Thousands User Credentials Leak Due to Incorrectly Setup Apache Airflow Servers
Thousands User Credentials Leak Due to Incorrectly Setup Apache Airflow Servers | Image credits: Halodoc Blog

Misconfigured Apache Airflow servers from well-known software firms had been exposed online, according to Security Affairs. Many enterprises throughout the world utilize Apache Airflow, an open-source workflow management platform, to automate business and IT operations.

It was revealed that a large number of misconfigured Apache Airflow servers were exposed on the internet, revealing sensitive information such as login credentials from a number of different IT organizations.

Sensitive information on companies in the media and banking sectors as well as the industrial and transportation sectors is at risk because to insecure occurrences in these sectors. Credentials for well-known platforms and services, such as AWS, PayPal, Slack, and others, are available in the vulnerable Airflows.

For enterprises and their customers, experts examined the danger of misconfiguration. In addition, they provided specifics on the major causes of data leaking from susceptible instances. Many of the compromised Python DAG instances have passwords hardcoded inside the code, which Intezer researchers found to be the most common cause of credential leaks.

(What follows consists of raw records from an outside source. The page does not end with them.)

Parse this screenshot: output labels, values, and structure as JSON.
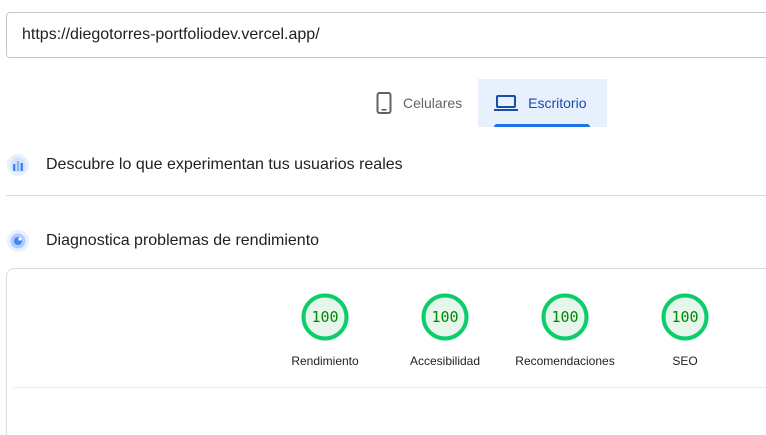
{
  "url_input": {
    "value": "https://diegotorres-portfoliodev.vercel.app/"
  },
  "device_tabs": [
    {
      "label": "Celulares",
      "icon": "smartphone-icon",
      "active": false
    },
    {
      "label": "Escritorio",
      "icon": "laptop-icon",
      "active": true
    }
  ],
  "sections": {
    "crux": {
      "title": "Descubre lo que experimentan tus usuarios reales",
      "icon": "user-experience-icon"
    },
    "lab": {
      "title": "Diagnostica problemas de rendimiento",
      "icon": "lab-diagnostics-icon"
    }
  },
  "scores": [
    {
      "label": "Rendimiento",
      "value": "100"
    },
    {
      "label": "Accesibilidad",
      "value": "100"
    },
    {
      "label": "Recomendaciones",
      "value": "100"
    },
    {
      "label": "SEO",
      "value": "100"
    }
  ],
  "colors": {
    "pass_green": "#0cce6b",
    "pass_fill": "#e6f6ec",
    "score_text": "#008800",
    "accent_blue": "#1a73e8",
    "active_tab_bg": "#e8f0fe"
  }
}
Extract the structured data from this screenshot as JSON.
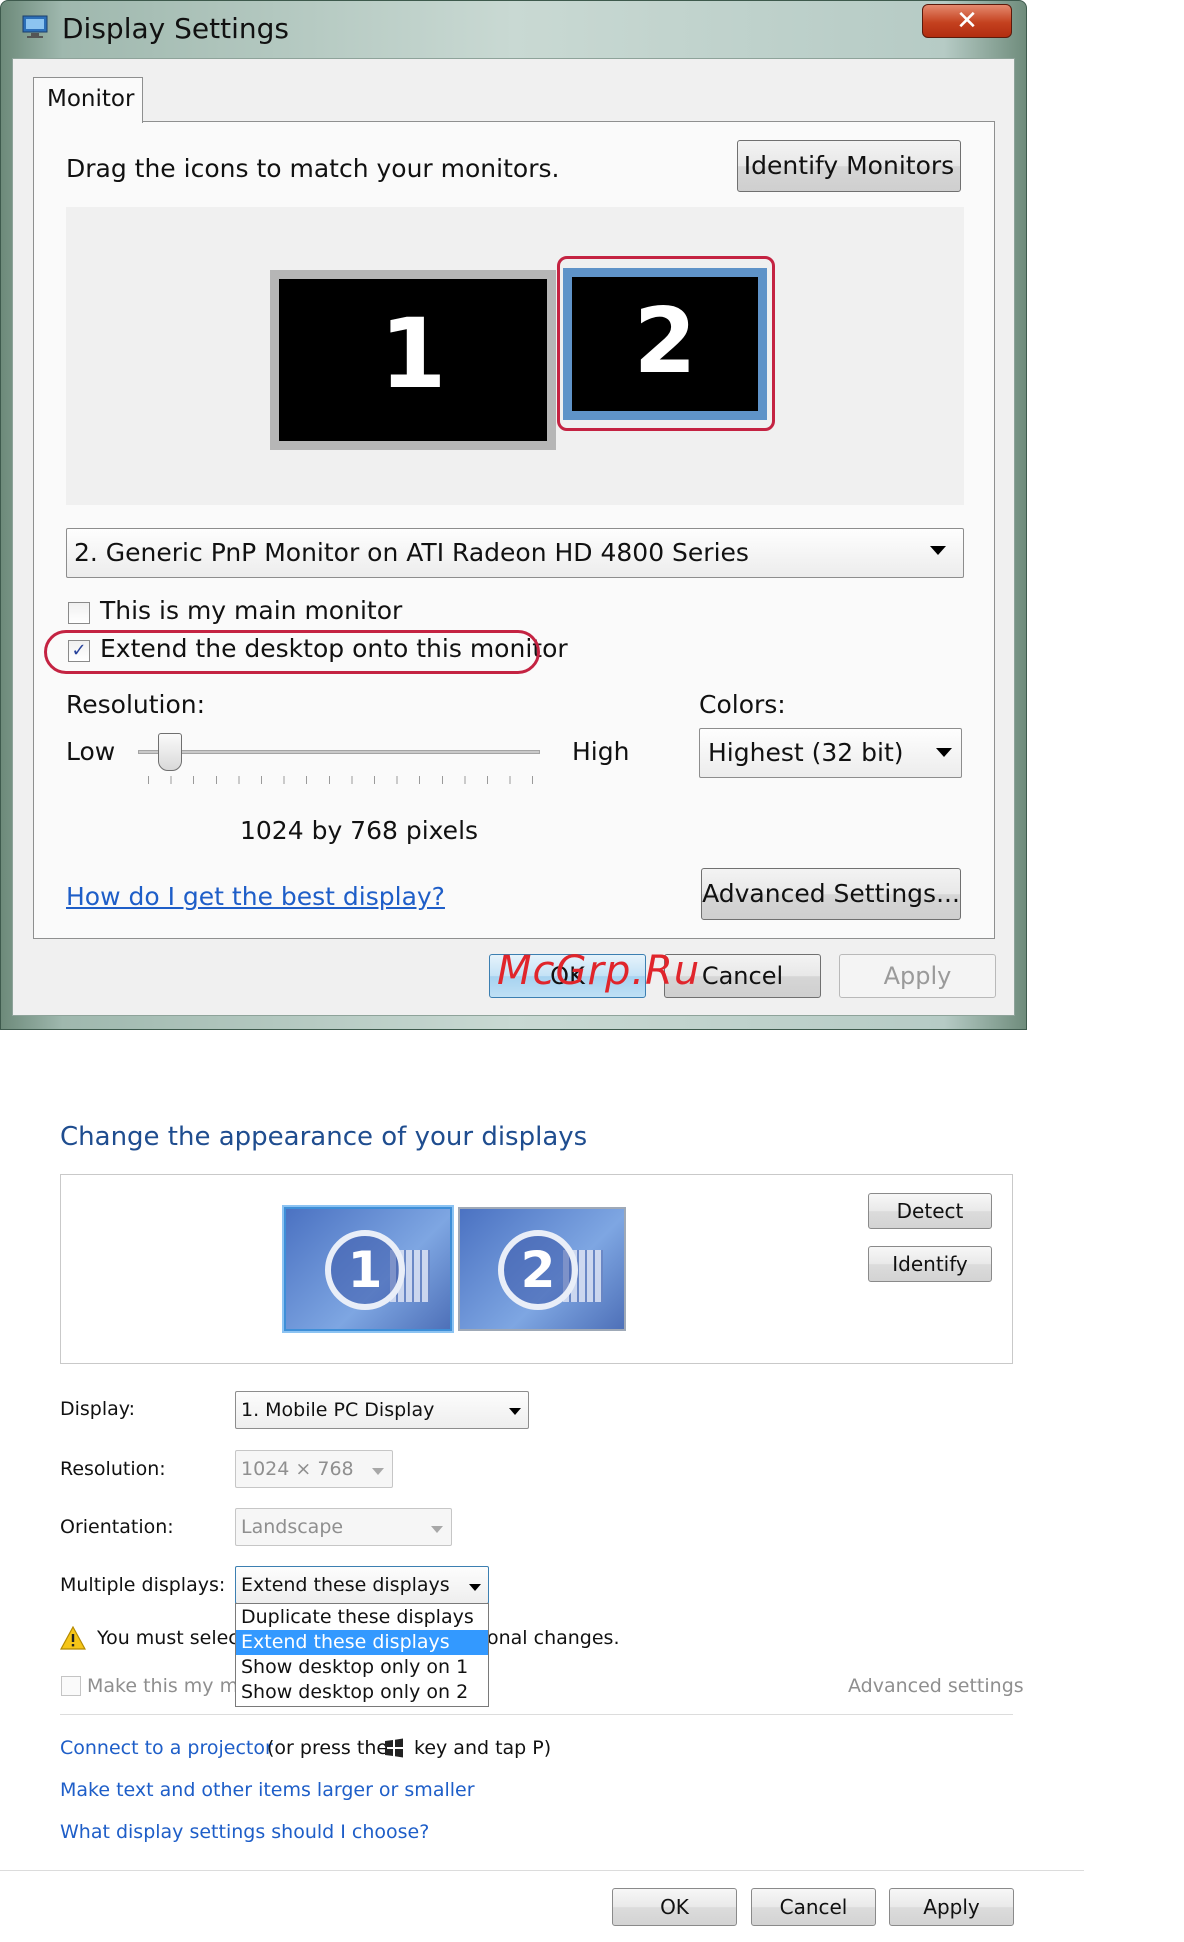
{
  "vista": {
    "title": "Display Settings",
    "close_label": "✕",
    "tab": "Monitor",
    "drag_text": "Drag the icons to match your monitors.",
    "identify_monitors": "Identify Monitors",
    "monitor1": "1",
    "monitor2": "2",
    "monitor_select": "2. Generic PnP Monitor on ATI Radeon HD 4800 Series",
    "main_monitor_label": "This is my main monitor",
    "main_monitor_checked": false,
    "extend_label": "Extend the desktop onto this monitor",
    "extend_checked": true,
    "extend_check_glyph": "✓",
    "resolution_label": "Resolution:",
    "low": "Low",
    "high": "High",
    "resolution_slider_position": 0.08,
    "resolution_value": "1024 by 768 pixels",
    "colors_label": "Colors:",
    "colors_value": "Highest (32 bit)",
    "help_link": "How do I get the best display?",
    "advanced_settings": "Advanced Settings...",
    "ok": "OK",
    "cancel": "Cancel",
    "apply": "Apply",
    "highlight_color": "#c42342",
    "watermark": "McGrp.Ru"
  },
  "win7": {
    "title": "Change the appearance of your displays",
    "monitor1": "1",
    "monitor2": "2",
    "detect": "Detect",
    "identify": "Identify",
    "display_label": "Display:",
    "display_value": "1. Mobile PC Display",
    "resolution_label": "Resolution:",
    "resolution_value": "1024 × 768",
    "orientation_label": "Orientation:",
    "orientation_value": "Landscape",
    "multiple_label": "Multiple displays:",
    "multiple_value": "Extend these displays",
    "multiple_options": [
      "Duplicate these displays",
      "Extend these displays",
      "Show desktop only on 1",
      "Show desktop only on 2"
    ],
    "warning_text_start": "You must select",
    "warning_text_end": "onal changes.",
    "make_main_label": "Make this my ma",
    "advanced_settings": "Advanced settings",
    "projector_link": "Connect to a projector",
    "projector_rest1": "(or press the",
    "projector_rest2": "key and tap P)",
    "text_link": "Make text and other items larger or smaller",
    "choose_link": "What display settings should I choose?",
    "ok": "OK",
    "cancel": "Cancel",
    "apply": "Apply",
    "link_color": "#1e5ec8",
    "selected_option_color": "#3399ff",
    "icons": [
      "warning-icon",
      "windows-key-icon"
    ]
  }
}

Poor configuration might result in the leakage of usernames and passwords

Intezer discovered a configuration file (airflow.cfg) with confidential information such as passwords and keys in other misconfigured installations. Threat actors may also make alterations to the settings, leading to odd results. Airflow variables, which are used throughout DAG scripts, could also leak credentials. These variables frequently include hardcoded passwords, according to the experts. Airflow plugins and functionalities could be abused by malicious actors to introduce malware into system variables.

The study looked at previous versions of Apache Airflow and found that using out-of-date software poses a number of security issues.

There were numerous problems with servers using Airflow v1.x, but these have been addressed in current versions of Airflow thanks to security mechanisms that prevent further problems.